I’m feeling those emotional walls I’ve been building and fortifying for the past fifteen years beginning to weaken a little. The kindness, love, and support that I’ve been surrounded by has chipped away little blocks here and there. I’ve found myself accepting and returning gratitude more easily than I have before.
I’ve always had a hard time conveying and expressing my thankfulness and appreciation. I have a hard time telling people I love them. In the past few days the words have fallen easily from my mouth. I sometimes think it’s because I simply don’t have any energy to put forth into keeping my fortress up.
This experience is changing me. I can feel the change and yet I cannot put my finger on what exactly is shifting and evolving inside of me.
I simply know that it is happening, and I accept and welcome it.
Afternoon
My bosses bought us lunch yesterday and had a coworker deliver it to the hospital. Their support and love has been overwhelming.
We ate in mom’s room with our food on our laps and didn’t talk much. I sat there eating my fajitas and kept thinking that it seemed wrong somehow that we were eating such delicious food in front of a dying woman.
I keep thinking things like, “she’ll never eat Mexican food again” or, “she’ll never use a toilet again.” Knowing that death is coming makes you think of those things, I guess.
I’d look over and see the output from her catheter—there wasn’t much there but it was a reddish/coppery color that made my stomach turn. I kept looking at that thing, the last of the urine my mother would produce, and I wanted to be sick.

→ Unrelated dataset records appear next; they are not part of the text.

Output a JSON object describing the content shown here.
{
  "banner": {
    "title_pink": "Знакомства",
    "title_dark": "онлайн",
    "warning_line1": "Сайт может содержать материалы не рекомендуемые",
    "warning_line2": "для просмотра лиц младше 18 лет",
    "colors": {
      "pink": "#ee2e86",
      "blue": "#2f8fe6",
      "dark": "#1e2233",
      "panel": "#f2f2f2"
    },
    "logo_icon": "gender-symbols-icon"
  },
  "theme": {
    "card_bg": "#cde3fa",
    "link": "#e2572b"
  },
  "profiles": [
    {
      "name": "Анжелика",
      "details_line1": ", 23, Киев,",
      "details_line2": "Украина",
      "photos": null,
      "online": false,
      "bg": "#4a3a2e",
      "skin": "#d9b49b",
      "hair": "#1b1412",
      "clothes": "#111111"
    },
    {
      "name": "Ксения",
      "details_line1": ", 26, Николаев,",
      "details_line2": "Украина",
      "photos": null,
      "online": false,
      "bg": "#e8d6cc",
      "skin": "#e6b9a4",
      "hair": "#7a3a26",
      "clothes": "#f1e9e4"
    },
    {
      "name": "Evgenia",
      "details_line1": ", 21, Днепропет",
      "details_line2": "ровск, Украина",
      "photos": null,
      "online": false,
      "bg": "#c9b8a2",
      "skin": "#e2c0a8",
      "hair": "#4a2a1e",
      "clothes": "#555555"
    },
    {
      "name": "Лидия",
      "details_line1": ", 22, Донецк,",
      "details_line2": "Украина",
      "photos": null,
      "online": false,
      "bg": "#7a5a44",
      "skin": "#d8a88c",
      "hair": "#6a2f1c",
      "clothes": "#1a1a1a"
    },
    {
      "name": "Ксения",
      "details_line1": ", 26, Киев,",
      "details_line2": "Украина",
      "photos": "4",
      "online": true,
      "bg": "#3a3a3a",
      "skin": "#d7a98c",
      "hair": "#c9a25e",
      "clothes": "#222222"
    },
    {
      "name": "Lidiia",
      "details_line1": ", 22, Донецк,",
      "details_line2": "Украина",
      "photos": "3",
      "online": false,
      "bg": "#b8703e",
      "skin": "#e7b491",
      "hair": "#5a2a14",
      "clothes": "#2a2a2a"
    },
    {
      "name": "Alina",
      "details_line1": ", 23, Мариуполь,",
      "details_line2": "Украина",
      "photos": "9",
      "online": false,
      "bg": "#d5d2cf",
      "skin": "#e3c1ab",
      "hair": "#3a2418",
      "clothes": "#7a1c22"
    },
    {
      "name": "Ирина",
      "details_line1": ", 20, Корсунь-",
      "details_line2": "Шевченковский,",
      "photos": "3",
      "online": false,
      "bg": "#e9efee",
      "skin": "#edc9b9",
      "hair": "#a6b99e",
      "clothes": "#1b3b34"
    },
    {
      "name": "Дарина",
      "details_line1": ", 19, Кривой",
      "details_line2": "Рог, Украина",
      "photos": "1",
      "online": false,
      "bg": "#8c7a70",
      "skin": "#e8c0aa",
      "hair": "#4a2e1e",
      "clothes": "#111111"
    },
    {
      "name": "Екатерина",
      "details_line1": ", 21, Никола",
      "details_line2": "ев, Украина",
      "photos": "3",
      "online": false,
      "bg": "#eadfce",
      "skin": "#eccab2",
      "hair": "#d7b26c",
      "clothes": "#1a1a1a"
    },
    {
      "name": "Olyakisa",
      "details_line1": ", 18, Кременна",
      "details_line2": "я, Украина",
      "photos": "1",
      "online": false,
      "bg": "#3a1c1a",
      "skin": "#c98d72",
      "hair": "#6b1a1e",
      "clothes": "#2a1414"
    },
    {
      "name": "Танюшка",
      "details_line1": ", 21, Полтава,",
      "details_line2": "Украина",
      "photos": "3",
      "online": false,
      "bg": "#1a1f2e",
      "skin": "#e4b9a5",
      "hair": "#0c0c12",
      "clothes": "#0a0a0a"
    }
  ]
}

I wished that we’d gone out of the room to eat. The sound of her breathing (shallow but gasping, rattle-y and sick) and that container of piss made me lose my appetite and want to vomit.
I ate every bit of my food, though, because I apparently am a bit of an emotional eater. I never really realized this until this week’s events began to unfold.

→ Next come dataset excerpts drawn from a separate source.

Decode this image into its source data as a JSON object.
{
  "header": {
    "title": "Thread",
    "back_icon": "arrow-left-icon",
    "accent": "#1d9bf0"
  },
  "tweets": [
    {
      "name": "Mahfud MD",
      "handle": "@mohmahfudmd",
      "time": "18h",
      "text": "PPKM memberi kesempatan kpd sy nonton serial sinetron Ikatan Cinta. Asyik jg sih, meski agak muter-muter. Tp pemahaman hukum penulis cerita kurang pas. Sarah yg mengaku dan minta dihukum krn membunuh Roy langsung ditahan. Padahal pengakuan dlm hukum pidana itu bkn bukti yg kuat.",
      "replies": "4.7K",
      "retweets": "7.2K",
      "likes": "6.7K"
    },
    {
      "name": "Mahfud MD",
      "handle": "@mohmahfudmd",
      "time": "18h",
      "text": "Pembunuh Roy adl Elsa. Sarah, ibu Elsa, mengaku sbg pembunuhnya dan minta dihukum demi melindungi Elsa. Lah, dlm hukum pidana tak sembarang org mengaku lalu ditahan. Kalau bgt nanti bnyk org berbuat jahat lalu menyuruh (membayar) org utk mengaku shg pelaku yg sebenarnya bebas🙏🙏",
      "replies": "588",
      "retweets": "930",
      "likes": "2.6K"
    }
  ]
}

I talked to my brother, who stayed with her overnight. Her vitals are declining. The nurses offered a vague guess of maybe a day; maybe a little more. Her time is winding down. I just want this waiting to be over.
I don’t want to do this anymore, and I don’t think she does, either.
I’m going to the hospital soon to meet my brother for lunch. The thought of being in that room with her and her shallow, gasping breathing makes me anxious and scared.
Early Evening
I went to the hospital for a few minutes to pick Drew up. They were in the middle of giving mom a sponge bath. I went in because she was agitated and making a lot of noise. It was really upsetting to see her like that, and I wasn’t entirely happy with the way the nurses handled her. They were not hospice nurses, but normal hospital nurses. They didn’t have the deliberate, gentle, slow touches that we’ve come to trust from the hospice nurses. The whole experience freaked me out really badly.
Mom is running a fever. One of the hospice nurses that I trust most came in to talk to us about needing to bring it down. She suggested a suppository, and from the experience mom went through earlier in the day I was really hesitant. Fortunately the hospice nurse offered to do it herself, and she was so gentle with her, mom didn’t even stir.
The nurses and staff here are truly unique and special. I feel blessed to have met the people we’ve met.
Note: My mother ended up dying this evening—December 28th, 2011.